Le infinite ombre su una disciplina che ha pagato tanto, che si è sforzata di uscire dal labirinto doping, una piaga non ancora del tutto sconfitta, con tre casi di positività negli ultimi tempi. Froome, come lui riesce a scalare i monti francesi con una frequenza di oltre 100 pedalate al minuto. E il suo team si è visto costretto, come due anni prima a fornire i dati alla stampa sulle prestazioni sportive, per smentire le teorie sul doping di una tv francese, France 2, secondo cui gli exploit di Froome non sono spiegabili, non appartengono alla realtà ma sarebbero l’effetto di uso di sostanze illegali. È tornato in Francia in questi giorni, Armstrong. Di nuovo al Tour, quattro anni dopo il tentativo di ritornare a vincere in bici a 39 anni, da controfigura dello schiacciasassi con il trucco da 22 successi di tappa, 11 cronometro individuali.

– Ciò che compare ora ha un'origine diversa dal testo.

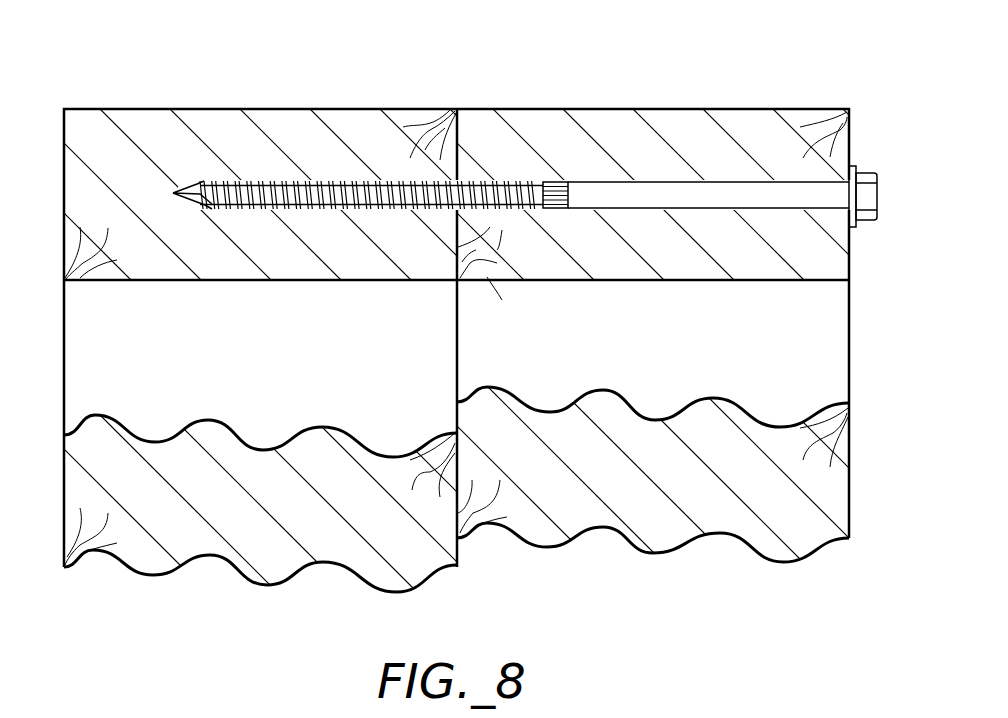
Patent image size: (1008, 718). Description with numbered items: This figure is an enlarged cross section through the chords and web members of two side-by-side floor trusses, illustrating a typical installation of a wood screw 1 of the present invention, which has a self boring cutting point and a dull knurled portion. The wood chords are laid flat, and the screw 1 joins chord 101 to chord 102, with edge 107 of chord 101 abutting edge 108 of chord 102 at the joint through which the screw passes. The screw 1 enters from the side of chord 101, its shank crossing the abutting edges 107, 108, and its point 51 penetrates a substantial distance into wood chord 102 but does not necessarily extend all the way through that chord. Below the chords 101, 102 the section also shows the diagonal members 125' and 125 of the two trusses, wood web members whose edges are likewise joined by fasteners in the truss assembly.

Un paio di tappe del percorso di quest’anno con la sua squadra amatoriale per la raccolta fondi contro il cancro, un ritorno trasmesso in diretta televisiva, con limitato entusiasmo del pubblico, nell’indifferenza di tanti corridori, compreso lo stesso Froome secondo cui non sarebbe stato un evento la presenza del cowboy alla Grand Boucle. Forse si è trattato di un estremo tentativo da parte di Armstrong di dare una ripulita a quella bici ricoperta da polvere e fango. Negli Stati uniti a suo carico c’è un processo civile messo in campo dal Dipartimento di giustizia americano per il doping sistematico che l’ha portato sul primo gradino del podio al Tour dal 1999 al 2005. Con Armstrong che prova a evitare scottanti domande anche sulla sua vita sessuale, per una relazione con una testimone chiave nel processo per doping, presente in un ospedale in Indiana nel 1996 quando Armstrong, in cura per il cancro, confessava ai medici l’utilizzo di sostanze dopanti.

E sempre negli Usa ha perso una causa con la compagnia di assicurazioni Sca Promotions, uno degli ex sponsor, che nel 2006 gli aveva versato 7,5 milioni di dollari relativi per i sette successi consecutivi al Tour de France. Dovrà pagarne dieci. Decisiva l’ammissione del texano di uso di doping sistematico in carriera e il fatto di aver mentito durante il processo. Bugie dolorose per la sua tasca e per la reputazione della bici.